As reported in today’s Washington Post, an employee of investment firm Wagner Resource Group in McLean, VA, traded music or movie files late last year with other users of the online file-sharing network LimeWire while using a company computer. As a result, he inadvertently made the private files of his firm’s clients accessible on the Net.
This exposed the names, dates of birth, and social security numbers of about 2,000 clients, including Supreme Court Justice Stephen G. Breyer.
This puts into perspective the concern expressed by Peter Schaar, Germany’s data protection commissioner, quoted in another story appearing in today’s Post by Ellen Nakashima. Commenting on a new effort by the Department of Homeland Security to gain access to more private information about individuals visiting the U.S. from Europe (as well as sharing such information about American’s with EU countries), Schaar found:
no “clear rules on purpose limitation” or on the storage period. “First,” he said, “which data are of concern is not really completely clear. Second, who are the competent authorities on the U.S. side? Third, and most important, there is a lack of independent supervision in the United States over data protection.” In European states, independent privacy commissions safeguard the privacy rights of citizens, he said.
If we have social security numbers of Supreme Court Justices being accidentally shared on the Internet, I can see why he might want further assurances. The Post article points out that Schaar’s questions over which “data are of concern is not really completely clear,” may actually be addressed.

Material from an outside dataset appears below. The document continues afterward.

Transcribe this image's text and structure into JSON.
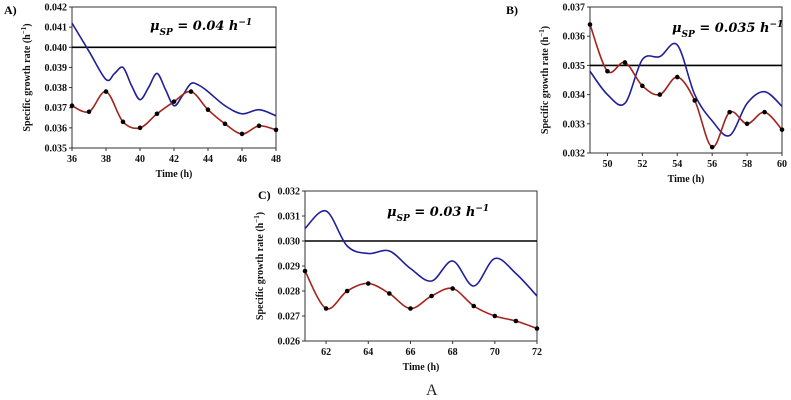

Unfortunately, it is disturbing which data is to be shared. According to the news:
The agreement, which was described by two European officials, also allows for the transmission of “personal data revealing racial or ethnic origin, political opinion or religious or other beliefs, trade union membership or information concerning health and sexual life” in cases where they are “particularly relevant to the purposes of this agreement.” It defines personal data as “any information relating to an identified or identifiable natural person.”
Political opinion, trade union membership, or information concerning sexual life? This is too much. That the agreement “shall take suitable safeguards, in particular, appropriate security measures, in order to protect such data,” does not provide the convincing assurance that such information would not be accessed by the ill-intended (like the State Department employees illegally accessing passport records) or the clumsy (like the case of the investment firm above).
But such assurances seem secondary in comparison to the apparent lack of connection between someone’s sexual orientation, political affiliation, or membership in a trade union to a criminal act. I can see why such things as previous travel destinations, the purchase of a one-way ticket, or the use of a suspicious credit card would be relevant to an investigation with cause, but knowing if the traveler is gay, a Republican, or a member of the American Federation of Teachers seems too much.